There are 2 parts to this post, because there’s simply too much to talk about!
What do you think when you hear the phrase PBS?
I know, I know. Some of you are groaning right now, saying “Please don’t write a blog post about that boring channel Joni!”
Don’t worry, I would never purposely bore you. That’s why I’m going to tell you why PBS isn’t boring, and why you shouldn’t only think of it as the channel that broadcasts Sesame Street.
Do you like Drama? Maybe some Romance? Mystery? Murder? Political Thrillers?
Then Sundays at 9pm should be your night and Masterpiece (previously Masterpiece Theater) should be your show!
Masterpiece is divided into three sections: Classic, Mystery, and Contemporary. Masterpiece Classic is broadcast from January through April, Masterpiece Mystery is broadcast in the summer and fall, usually through October, and Masterpiece Contemporary is broadcast in the late fall through December. So, basically, there’s something to watch almost all year-long!
By far, the best program from Masterpiece this past year was Downton Abbey. In fact, if ratings and the Emmy Awards had anything to say about it, it may be the best program in the history of Masterpiece. Broadcast over four weeks in January of 2011, Downton had already been broadcast in the UK (where it was filmed and produced) in the Fall of 2010 to rave reviews.
Downton follows the Crawley family at their home Downton Abbey. The Earl and Countess have 3 daughters, and no sons, so when the Earl’s cousin who is set to inherit the estate and the Earldom dies on the Titanic, chaos ensues. The series explores how the lives and world of the Crawley family and their household staff changes as the new heir descends on the Abbey. A mysterious servant arrives, a maid is keeping a secret, the Countess and her mother-in-law are conspiring against the Earl, a Turkish diplomat dies in a compromising position, and world war looms on the horizon.
Downton’s popularity earned it multiple Emmy Awards last week and has been renewed for 2 more seasons. New episodes air in January.
If you like murder mysteries, then it is “elementary” that you tune in to Sherlock.
Sherlock Holmes and Dr. Watson are back and better than ever, but this time they’re solving murders in present-day London. Three episodes were broadcast as part of last year’s Masterpiece Mystery season, and more are coming in the future. I highly suggest you check this out!
Finally, Masterpiece Contemporary rounds out the Masterpiece line-up. Although it features far fewer programs than its counterparts, watching Masterpiece Contemporary is a great way to wile away cold, winter Sunday nights. Check out:
God on Trial – Broadcast in the Fall/Winter of 2008, this 90-minute production follows a group of Jewish concentration camp prisoners as they place God on trial in absentia for his abandonment of the Jewish people during the Holocaust. This brilliant and profound drama depicts the simultaneous faith and loss Holocaust victims experienced during their horrific imprisonment.

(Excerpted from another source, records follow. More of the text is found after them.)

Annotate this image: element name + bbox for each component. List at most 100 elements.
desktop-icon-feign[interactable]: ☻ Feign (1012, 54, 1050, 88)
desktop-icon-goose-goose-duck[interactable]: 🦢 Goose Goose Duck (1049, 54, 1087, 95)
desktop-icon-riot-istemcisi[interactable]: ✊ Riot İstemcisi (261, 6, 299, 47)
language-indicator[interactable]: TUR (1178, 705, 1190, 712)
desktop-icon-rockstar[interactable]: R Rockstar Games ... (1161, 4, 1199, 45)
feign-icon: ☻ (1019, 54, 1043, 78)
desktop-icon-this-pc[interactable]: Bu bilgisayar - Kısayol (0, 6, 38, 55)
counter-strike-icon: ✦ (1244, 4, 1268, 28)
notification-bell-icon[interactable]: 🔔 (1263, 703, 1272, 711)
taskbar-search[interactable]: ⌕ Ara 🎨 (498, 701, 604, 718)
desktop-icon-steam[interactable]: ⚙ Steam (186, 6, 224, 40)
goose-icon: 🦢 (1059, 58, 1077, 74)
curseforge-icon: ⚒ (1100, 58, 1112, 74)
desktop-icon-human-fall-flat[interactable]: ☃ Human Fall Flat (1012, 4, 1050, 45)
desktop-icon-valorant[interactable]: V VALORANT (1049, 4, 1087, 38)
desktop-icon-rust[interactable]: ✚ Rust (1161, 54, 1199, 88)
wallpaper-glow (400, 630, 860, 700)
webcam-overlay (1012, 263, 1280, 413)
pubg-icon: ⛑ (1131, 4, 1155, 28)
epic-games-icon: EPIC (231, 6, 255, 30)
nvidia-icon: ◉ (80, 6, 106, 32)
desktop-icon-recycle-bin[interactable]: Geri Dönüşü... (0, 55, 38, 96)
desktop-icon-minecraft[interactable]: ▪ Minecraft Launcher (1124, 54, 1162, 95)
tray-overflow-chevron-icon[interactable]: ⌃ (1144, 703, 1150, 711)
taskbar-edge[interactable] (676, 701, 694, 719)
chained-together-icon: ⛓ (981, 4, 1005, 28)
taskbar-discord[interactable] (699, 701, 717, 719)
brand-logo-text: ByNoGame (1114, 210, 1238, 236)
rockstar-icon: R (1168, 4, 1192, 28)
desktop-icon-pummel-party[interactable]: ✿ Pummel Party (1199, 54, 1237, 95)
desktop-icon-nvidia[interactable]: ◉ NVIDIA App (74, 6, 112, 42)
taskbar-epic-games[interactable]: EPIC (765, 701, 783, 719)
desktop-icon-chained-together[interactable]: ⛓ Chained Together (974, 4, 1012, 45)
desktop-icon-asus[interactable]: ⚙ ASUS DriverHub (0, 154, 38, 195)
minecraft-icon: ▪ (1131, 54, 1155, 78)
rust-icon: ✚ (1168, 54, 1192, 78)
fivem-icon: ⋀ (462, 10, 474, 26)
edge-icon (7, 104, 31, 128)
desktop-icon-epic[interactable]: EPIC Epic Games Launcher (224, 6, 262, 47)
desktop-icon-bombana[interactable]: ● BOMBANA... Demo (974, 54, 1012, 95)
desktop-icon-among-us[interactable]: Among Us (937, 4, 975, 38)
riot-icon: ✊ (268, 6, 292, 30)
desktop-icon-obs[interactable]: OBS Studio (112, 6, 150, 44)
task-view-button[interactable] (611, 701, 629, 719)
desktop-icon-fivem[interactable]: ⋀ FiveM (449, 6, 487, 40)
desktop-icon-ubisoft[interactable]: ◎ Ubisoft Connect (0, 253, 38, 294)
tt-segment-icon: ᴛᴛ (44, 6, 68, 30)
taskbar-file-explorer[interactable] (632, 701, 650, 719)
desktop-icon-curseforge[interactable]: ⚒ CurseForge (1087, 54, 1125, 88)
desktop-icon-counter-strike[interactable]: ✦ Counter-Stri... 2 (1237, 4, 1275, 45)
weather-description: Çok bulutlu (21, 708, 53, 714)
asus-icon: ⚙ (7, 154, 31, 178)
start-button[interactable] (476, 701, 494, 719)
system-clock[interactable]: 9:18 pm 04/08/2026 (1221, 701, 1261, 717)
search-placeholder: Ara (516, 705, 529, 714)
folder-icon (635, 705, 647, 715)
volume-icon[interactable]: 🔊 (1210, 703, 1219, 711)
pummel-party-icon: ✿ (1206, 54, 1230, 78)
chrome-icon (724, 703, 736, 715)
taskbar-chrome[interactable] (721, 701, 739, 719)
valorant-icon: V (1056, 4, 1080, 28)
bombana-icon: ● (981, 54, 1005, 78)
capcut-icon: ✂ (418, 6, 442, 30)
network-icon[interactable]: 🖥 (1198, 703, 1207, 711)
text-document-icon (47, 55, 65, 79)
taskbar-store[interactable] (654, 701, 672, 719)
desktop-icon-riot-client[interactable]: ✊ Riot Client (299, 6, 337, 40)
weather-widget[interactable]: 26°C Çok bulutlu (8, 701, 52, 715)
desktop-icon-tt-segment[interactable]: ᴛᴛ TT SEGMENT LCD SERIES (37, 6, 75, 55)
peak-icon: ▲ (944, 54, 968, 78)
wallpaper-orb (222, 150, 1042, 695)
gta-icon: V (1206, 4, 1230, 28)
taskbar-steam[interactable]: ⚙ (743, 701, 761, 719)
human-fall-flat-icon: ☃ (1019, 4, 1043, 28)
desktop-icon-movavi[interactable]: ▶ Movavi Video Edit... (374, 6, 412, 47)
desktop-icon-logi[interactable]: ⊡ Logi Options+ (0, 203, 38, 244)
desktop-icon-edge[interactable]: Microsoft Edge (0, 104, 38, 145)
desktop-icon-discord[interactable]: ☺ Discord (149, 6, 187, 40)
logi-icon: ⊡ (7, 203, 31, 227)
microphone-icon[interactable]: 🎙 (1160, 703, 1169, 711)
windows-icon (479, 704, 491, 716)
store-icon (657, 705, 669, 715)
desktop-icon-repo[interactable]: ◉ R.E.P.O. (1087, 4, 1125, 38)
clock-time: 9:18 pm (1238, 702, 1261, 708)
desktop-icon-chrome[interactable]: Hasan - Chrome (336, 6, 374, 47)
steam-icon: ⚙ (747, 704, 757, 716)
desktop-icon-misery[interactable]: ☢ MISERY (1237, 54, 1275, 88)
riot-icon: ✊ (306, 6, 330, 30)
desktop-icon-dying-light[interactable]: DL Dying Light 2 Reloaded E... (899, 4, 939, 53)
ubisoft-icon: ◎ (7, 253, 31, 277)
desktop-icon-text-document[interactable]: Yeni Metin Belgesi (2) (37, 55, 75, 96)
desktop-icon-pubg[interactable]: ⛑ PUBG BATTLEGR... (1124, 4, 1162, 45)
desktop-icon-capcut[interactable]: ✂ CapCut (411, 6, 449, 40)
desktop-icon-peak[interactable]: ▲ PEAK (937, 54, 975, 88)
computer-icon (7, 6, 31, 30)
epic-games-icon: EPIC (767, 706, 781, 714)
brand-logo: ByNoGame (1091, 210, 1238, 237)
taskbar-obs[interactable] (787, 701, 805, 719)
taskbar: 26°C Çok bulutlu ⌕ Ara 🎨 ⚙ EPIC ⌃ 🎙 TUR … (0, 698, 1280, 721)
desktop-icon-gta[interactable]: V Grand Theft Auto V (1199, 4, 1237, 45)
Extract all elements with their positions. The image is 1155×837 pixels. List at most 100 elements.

The Last Enemy – Does Big Brother, like George Orwell depicted in 1984, really exist? What if it did? After spending years in China, obsessive-compulsive genius Stephen Ezard comes home to Britain for his brother’s funeral. But not all is as it seems. Mystery and danger abounds as Stephen is roped in to becoming the spokesman for the new government Total Information Awareness program that tracks every citizens every movement. It is supposed to protect you, but is a world where nothing is private and you cannot ever disappear protecting or controlling you?
This Fall, check out Page Eight about a veteran British spy who stumbles across a conspiracy that may destroy the British government. He’ll have to figure out what to do about it though, before he falls victim to it himself.

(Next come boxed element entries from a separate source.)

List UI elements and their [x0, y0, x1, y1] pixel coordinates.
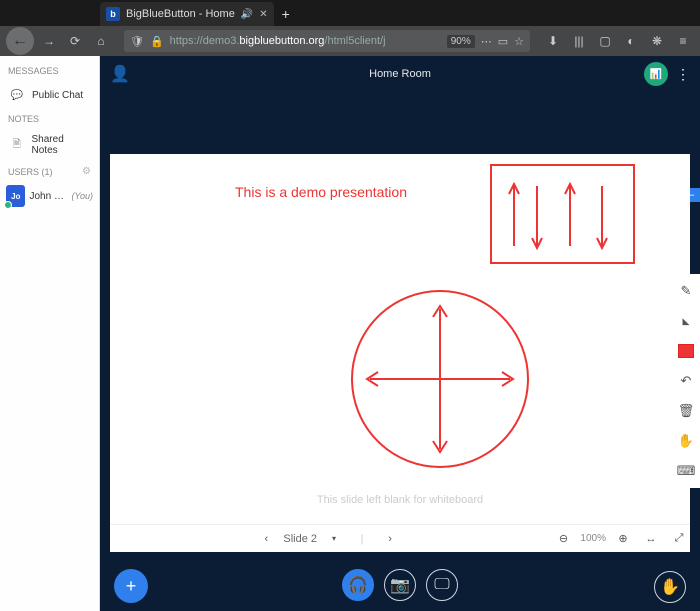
- stage: – This is a demo presentation This slide…: [100, 92, 700, 611]
- zoom-in-button[interactable]: ⊕: [612, 528, 634, 550]
- next-slide-button[interactable]: ›: [379, 528, 401, 550]
- url-text: https://demo3.bigbluebutton.org/html5cli…: [170, 35, 441, 47]
- zoom-value: 100%: [580, 533, 606, 544]
- options-menu-button[interactable]: ⋮: [676, 66, 690, 83]
- user-name: John Per...: [29, 191, 67, 202]
- downloads-button[interactable]: ⬇: [542, 30, 564, 52]
- library-button[interactable]: |||: [568, 30, 590, 52]
- camera-icon: 📷: [390, 575, 410, 595]
- browser-toolbar: ← → ⟳ ⌂ 🛡 🔒 https://demo3.bigbluebutton.…: [0, 26, 700, 56]
- demo-presentation-text: This is a demo presentation: [235, 184, 407, 200]
- browser-tab[interactable]: b BigBlueButton - Home 🔊 ✕: [100, 2, 274, 26]
- fit-width-button[interactable]: ↔: [640, 528, 662, 550]
- shared-notes-label: Shared Notes: [32, 134, 91, 156]
- zoom-badge[interactable]: 90%: [447, 35, 475, 48]
- users-heading: Users (1) ⚙: [0, 162, 99, 181]
- tab-overview-button[interactable]: ▢: [594, 30, 616, 52]
- share-screen-button[interactable]: 🖵: [426, 569, 458, 601]
- media-bar: 🎧 📷 🖵: [100, 567, 700, 603]
- audio-icon: 🎧: [348, 575, 368, 595]
- pencil-icon: ✎: [681, 283, 692, 299]
- reload-button[interactable]: ⟳: [64, 30, 86, 52]
- presence-dot: [4, 201, 12, 209]
- room-title: Home Room: [369, 68, 431, 80]
- back-button[interactable]: ←: [6, 27, 34, 55]
- whiteboard-toolbar: ✎ ◣ ↶ 🗑 ✋ ⌨: [672, 274, 700, 488]
- forward-button[interactable]: →: [38, 30, 60, 52]
- page-actions-icon[interactable]: ⋯: [481, 35, 492, 48]
- app-menu-button[interactable]: ≡: [672, 30, 694, 52]
- zoom-out-button[interactable]: ⊖: [552, 528, 574, 550]
- url-bar[interactable]: 🛡 🔒 https://demo3.bigbluebutton.org/html…: [124, 30, 530, 52]
- bookmark-icon[interactable]: ☆: [514, 35, 524, 48]
- slide-divider: |: [351, 528, 373, 550]
- messages-heading: Messages: [0, 62, 99, 80]
- prev-slide-button[interactable]: ‹: [255, 528, 277, 550]
- circle-cross-arrows-drawing: [345, 284, 535, 474]
- public-chat-label: Public Chat: [32, 90, 83, 101]
- fullscreen-button[interactable]: ⤢: [668, 528, 690, 550]
- raise-hand-button[interactable]: ✋: [654, 571, 686, 603]
- slide-area[interactable]: This is a demo presentation This slide l…: [110, 154, 690, 524]
- tool-color-button[interactable]: [672, 338, 700, 364]
- users-gear-icon[interactable]: ⚙: [82, 166, 91, 177]
- tab-strip: b BigBlueButton - Home 🔊 ✕ +: [0, 0, 700, 26]
- main-region: 👤 Home Room 📊 ⋮ – This is a demo present…: [100, 56, 700, 611]
- camera-button[interactable]: 📷: [384, 569, 416, 601]
- tab-favicon: b: [106, 7, 120, 21]
- connection-status-button[interactable]: 📊: [644, 62, 668, 86]
- screen-icon: 🖵: [434, 576, 449, 594]
- tool-hand-button[interactable]: ✋: [672, 428, 700, 454]
- tool-clear-button[interactable]: 🗑: [672, 398, 700, 424]
- avatar: Jo: [6, 185, 25, 207]
- extension-icon-2[interactable]: ❋: [646, 30, 668, 52]
- audio-button[interactable]: 🎧: [342, 569, 374, 601]
- user-row[interactable]: Jo John Per... (You): [0, 181, 99, 211]
- app-content: Messages 💬 Public Chat Notes 🗎 Shared No…: [0, 56, 700, 611]
- users-toggle-icon[interactable]: 👤: [110, 64, 130, 84]
- room-topbar: 👤 Home Room 📊 ⋮: [100, 56, 700, 92]
- notes-heading: Notes: [0, 110, 99, 128]
- lock-icon[interactable]: 🔒: [150, 35, 164, 48]
- tab-title: BigBlueButton - Home: [126, 8, 235, 20]
- slide-canvas[interactable]: This is a demo presentation This slide l…: [155, 154, 645, 524]
- slide-controls: ‹ Slide 2 ▾ | › ⊖ 100% ⊕ ↔ ⤢: [110, 524, 690, 552]
- home-button[interactable]: ⌂: [90, 30, 112, 52]
- analytics-icon: 📊: [650, 69, 662, 80]
- slide-dropdown-caret[interactable]: ▾: [323, 528, 345, 550]
- users-label: Users (1): [8, 167, 53, 177]
- new-tab-button[interactable]: +: [274, 2, 298, 26]
- avatar-initials: Jo: [11, 192, 20, 201]
- tab-close-icon[interactable]: ✕: [259, 9, 267, 20]
- sidebar: Messages 💬 Public Chat Notes 🗎 Shared No…: [0, 56, 100, 611]
- slide-label[interactable]: Slide 2: [283, 533, 317, 545]
- shield-icon[interactable]: 🛡: [130, 35, 144, 48]
- user-you-label: (You): [71, 191, 93, 201]
- tool-thickness-button[interactable]: ◣: [672, 308, 700, 334]
- back-icon: ←: [12, 32, 28, 50]
- tool-undo-button[interactable]: ↶: [672, 368, 700, 394]
- tool-multiuser-button[interactable]: ⌨: [672, 458, 700, 484]
- sidebar-item-public-chat[interactable]: 💬 Public Chat: [0, 80, 99, 110]
- extension-icon-1[interactable]: ◐: [620, 30, 642, 52]
- tab-audio-icon[interactable]: 🔊: [241, 9, 253, 20]
- tool-pencil-button[interactable]: ✎: [672, 278, 700, 304]
- color-swatch-red: [678, 344, 694, 358]
- notes-icon: 🗎: [8, 136, 26, 154]
- slide-blank-text: This slide left blank for whiteboard: [317, 494, 483, 506]
- red-rectangle-drawing: [490, 164, 635, 264]
- chat-icon: 💬: [8, 86, 26, 104]
- sidebar-item-shared-notes[interactable]: 🗎 Shared Notes: [0, 128, 99, 162]
- hand-icon: ✋: [660, 577, 680, 597]
- arrows-in-box: [492, 166, 637, 266]
- reader-icon[interactable]: ▭: [498, 35, 508, 48]
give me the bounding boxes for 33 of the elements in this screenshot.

Also, look for the 50-minute long Song of Lunch starring Alan Rickman and Emma Thompson as former lovers who meet for lunch 15 years after their relationship ended. The production is based on the poem of the same name by Christopher Reid.
Next time, I’ll talk about some of the other programs you can see on PBS.
For now, turn on your local PBS Station – you may be surprised by what you find!